Hey @SenorPelota, (also @vini_brito): I had thought that @vini_brito’s link would lead to the documentation for the bulk create feature of the data API. Instead, he links to “schedule API workflow on a list”. I’m not sure why he does that as it doesn’t really answer your question.
Sure, if you can construct a list of “n” length, you can fire off an API Workflow on a List and, inside of that workflow, Create a New Thing of some custom type. (The arbitrary list of length n acts as a “for each” sort of loop.) And, ultimately, you will have created n new things.
While we have a bulk create (note its limitations) feature in the data API and can multiply create items in the way I describe above, this still seems rather strange. (And, you will also note that not only is there no “Create Multiple New Things / Create a List of New Things” sort of action, there are also no “Create List of Primitive Data Type” workflow operations.)
Before I go on to muse about why this might be. Let me provide a couple of “workarounds” for creation of multiple new things:
- Though there is not an action that will create a list of new “default” Things, you CAN “Copy a List of Things”. Consult the Reference for details on the limitations of this (the list can only be as long as 100 things). Again, this seems strange as it probably takes more cycles to copy a Thing and all of its field values than it would to create a new default Thing. (Test this, but I believe that the copied items get created in the Current User context and Current User becomes the new Things’ Creator.)
So lets say you have a Thing called Car in your database and you wanted to instantiate 10 new Cars in a single workflow, you could “Copy a List of Things” where the source is Do a Search for… Cars (with NO constraints and NO SORTING):items until #10. This will just grab the first 10 Car objects that can be found, copy them, and return them in a list.
You could then as a next step use “Make Changes to a List of Things” (source: the list returned by Step 1) to set their fields to some default values or whatnot. (If you need to change each individually, you might use Schedule API Workflow on a List to make whatever changes are needed.)

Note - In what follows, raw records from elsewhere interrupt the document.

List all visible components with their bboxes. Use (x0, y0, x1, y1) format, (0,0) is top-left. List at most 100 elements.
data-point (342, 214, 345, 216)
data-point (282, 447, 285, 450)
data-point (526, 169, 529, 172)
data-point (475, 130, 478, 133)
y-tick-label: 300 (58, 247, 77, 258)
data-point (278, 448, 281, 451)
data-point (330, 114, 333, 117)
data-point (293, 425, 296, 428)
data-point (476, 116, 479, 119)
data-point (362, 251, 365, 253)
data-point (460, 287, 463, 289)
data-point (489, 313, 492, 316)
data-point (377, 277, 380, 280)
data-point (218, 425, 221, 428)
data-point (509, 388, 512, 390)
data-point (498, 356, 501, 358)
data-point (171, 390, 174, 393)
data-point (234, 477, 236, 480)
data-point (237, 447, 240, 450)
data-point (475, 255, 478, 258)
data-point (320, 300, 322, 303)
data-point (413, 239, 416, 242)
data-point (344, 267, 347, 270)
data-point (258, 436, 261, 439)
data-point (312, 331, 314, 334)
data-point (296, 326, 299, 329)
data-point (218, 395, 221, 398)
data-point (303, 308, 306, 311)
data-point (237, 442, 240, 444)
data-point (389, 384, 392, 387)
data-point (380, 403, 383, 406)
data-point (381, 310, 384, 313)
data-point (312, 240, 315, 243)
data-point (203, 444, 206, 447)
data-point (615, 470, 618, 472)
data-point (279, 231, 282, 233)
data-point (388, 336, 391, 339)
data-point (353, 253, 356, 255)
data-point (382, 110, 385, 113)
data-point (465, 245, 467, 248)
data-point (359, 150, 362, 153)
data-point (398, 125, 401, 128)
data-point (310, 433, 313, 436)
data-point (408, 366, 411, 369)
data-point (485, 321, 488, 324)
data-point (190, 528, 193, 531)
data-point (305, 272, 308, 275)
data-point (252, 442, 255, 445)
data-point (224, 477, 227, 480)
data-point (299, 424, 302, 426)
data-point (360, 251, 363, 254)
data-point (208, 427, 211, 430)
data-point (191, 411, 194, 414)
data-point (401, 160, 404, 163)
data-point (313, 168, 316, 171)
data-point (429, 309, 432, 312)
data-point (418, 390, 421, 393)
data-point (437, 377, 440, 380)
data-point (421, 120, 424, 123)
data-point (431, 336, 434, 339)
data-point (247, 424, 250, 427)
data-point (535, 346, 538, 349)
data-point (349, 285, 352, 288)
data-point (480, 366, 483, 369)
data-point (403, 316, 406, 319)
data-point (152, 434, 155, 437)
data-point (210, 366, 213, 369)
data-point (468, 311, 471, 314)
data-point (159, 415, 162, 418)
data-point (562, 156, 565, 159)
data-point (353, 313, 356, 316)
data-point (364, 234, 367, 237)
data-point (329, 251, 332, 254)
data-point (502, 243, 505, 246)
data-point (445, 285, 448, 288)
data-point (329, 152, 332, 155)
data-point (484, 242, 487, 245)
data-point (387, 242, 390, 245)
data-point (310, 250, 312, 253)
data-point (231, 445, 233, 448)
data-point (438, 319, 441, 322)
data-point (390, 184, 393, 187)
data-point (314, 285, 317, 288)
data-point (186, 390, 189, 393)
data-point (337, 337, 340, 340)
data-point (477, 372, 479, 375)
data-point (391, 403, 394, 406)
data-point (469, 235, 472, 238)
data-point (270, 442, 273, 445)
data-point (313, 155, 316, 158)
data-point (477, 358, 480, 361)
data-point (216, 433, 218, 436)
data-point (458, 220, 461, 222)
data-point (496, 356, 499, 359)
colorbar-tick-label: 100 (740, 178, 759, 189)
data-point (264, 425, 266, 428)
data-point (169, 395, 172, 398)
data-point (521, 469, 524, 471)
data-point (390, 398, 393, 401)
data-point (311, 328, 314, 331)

As noted before, you could ping your own bulk create API (see the Reference link noted earlier – this is on the GET/data side of the API). You can in fact do this in the API Connector (call your app’s own API endpoints) and I show an example and talk about this strange idea (which totally works, BTW) in my video about the Amazon Product API (search @keith Amazon product API should turn that up for you).
I feel like #1 is your best bet and note that you could manually create a “template” list of things that you want to bulk create in your database and attach them to some other object and just retrieve THAT list as the Copy source.
SO, BACK TO THE ISSUE of why it might be that this is so hard.
Note that, even beyond the fact that “Create New Thing (List)” is missing (such a feature would allow us to create n new things of a given type), you can’t even create an arbitrary list of primitives (make a list of numbers 1 thru 10, for example, or make a list of 7 texts) via a workflow action.
As Bubble has all the makings of a true “array-oriented language” (and I’ve always seen it this way), the fact that there’s no facility for creating such arbitrary lists seems like a very strange oversight.
I think the REASON Bubble lacks these facilities goes back to the earlier versions of Bubble where iteration was very, very, very frowned upon. And it could be that such functions (especially creating lots of new Things all at once, which is very database intensive) may have been seen as potentially dangerous to shared server stability.
Over time, Bubble has relaxed restrictions against iteration on the server (for example Schedule API Workflow is a form of iteration, recursive API workflows are a form of this, and most recently we have gained access to the server-side actions API, which enables the creation of arbitrary lists of primitive data types – though it does not let us perform Create or Make Changes operations on the database).
Some of the server side actions that I’ve been working on do just this type of thing. (Give me a list of numbers, give me a list of dates, generate a list of texts (like uuids), etc.) … And this makes Bubble a bit more like an array-oriented language as one now has things that one can usefully iterate over without looping.
The downside at present is that such operations are pretty slow. Part of this may be due to bugs/optimizations that Bubble is still working on for SSAs. But part of it is simply due to Bubble’s conservative allocation of CPU time. At the moment, I’m not sure how fast such simple actions might ever be. Returning a list of 10 created primitives is quick-ish. A hundred slightly less so. And then, each order of magnitude beyond that puts you very much in non-real-time territory.
Just some observations on this issue! Super good question, @SenorPelota!